A former USP Florence manager, Kellee Kissinger, pled guilty last year to similar charges stemming from her sexual relationships with prisoners Gerald Bailey and Ricky Harris. After resigning from USP Florence, and being dumped by her fiance, Kissinger moved in with her friend Achenbach who had likewise just resigned. Kissinger witnessed almost daily letters and money orders to Linnear from Achenbach. Like so many others within the corrupt confines of USP Florence, guards and prisoners alike, Kissinger betrayed her friend and entered into a plea agreement to testify against Achenbach, despite Achenbach's housemate hospitality.


The Press


Preferring puff pieces over the real tragedies, the mainstream media has ignored the violence and corruption of USP Florence and ADX for most of its history. Rather, the mainstream media has touted ADX as the BOP's pristine flagship while ignoring the human suffering behind the extreme layers of security. Alternative publications such as Prison Legal News and Westword have been banned from USP Florence and ADX for their exposure of its atrocities. PLN has been banned for over two years and preparations are underway to challenge the censorship in court.

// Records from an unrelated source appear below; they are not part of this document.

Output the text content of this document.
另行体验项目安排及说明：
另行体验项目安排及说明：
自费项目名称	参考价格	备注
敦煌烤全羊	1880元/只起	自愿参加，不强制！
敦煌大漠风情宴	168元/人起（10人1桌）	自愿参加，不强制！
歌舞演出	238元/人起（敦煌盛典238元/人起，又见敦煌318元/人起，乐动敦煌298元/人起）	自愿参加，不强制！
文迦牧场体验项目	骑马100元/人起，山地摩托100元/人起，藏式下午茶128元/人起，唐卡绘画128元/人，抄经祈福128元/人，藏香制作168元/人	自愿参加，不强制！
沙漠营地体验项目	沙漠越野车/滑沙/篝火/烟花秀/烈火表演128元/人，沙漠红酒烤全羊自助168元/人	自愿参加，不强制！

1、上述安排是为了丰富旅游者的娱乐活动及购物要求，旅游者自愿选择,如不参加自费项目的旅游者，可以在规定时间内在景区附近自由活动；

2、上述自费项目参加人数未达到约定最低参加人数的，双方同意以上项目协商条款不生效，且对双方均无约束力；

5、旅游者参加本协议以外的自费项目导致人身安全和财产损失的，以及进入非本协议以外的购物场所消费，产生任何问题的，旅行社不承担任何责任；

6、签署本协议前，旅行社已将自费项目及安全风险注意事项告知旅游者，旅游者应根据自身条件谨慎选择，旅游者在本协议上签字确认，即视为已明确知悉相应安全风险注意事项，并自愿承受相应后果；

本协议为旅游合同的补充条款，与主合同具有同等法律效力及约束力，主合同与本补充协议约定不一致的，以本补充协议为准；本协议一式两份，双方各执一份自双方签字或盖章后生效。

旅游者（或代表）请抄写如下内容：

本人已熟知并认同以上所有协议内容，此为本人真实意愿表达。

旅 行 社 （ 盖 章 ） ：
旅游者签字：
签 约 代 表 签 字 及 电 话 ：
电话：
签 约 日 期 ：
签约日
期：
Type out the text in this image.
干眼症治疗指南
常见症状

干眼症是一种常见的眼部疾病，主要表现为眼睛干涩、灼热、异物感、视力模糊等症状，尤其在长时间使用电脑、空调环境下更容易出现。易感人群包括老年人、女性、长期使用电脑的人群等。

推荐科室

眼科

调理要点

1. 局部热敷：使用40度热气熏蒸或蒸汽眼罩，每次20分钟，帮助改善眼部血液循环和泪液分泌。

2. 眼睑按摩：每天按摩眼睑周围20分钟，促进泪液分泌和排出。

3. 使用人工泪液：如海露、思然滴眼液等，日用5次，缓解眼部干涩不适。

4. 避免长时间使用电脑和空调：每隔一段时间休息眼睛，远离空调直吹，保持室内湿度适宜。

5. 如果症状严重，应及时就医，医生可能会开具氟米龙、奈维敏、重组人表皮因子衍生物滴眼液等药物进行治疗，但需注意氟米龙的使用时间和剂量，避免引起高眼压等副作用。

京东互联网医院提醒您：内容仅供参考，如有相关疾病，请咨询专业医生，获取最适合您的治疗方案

In addition to PLN and Westword, publications ranging from the Christian Science Monitor to The New Yorker have been banned "simply because that issue contains an article that makes reference to a prisoner somewhere." As Westword's Alan Prendergast writes, "any article `that contains specific information written by or about an inmate or inmates and their causes' would be subject to confiscation as `third-party inmateto-inmate correspondence'" under a policy instituted by former Warden Pugh. Additional prison regulations include rules prohibiting bylines and unauthorized public contact, both of which have been used to punish prisoners who dare to lay pen to paper [PLN, Jan. `03].

A debt of gratitude is owed to Westword's Alan Prendergast for his many investigative reports, some of which were used in preparing this story and without which this story would not have been possible.


Additional Sources: The Denver Post, Rocky Mountain News, Gazette Telegraph (Colorado Springs).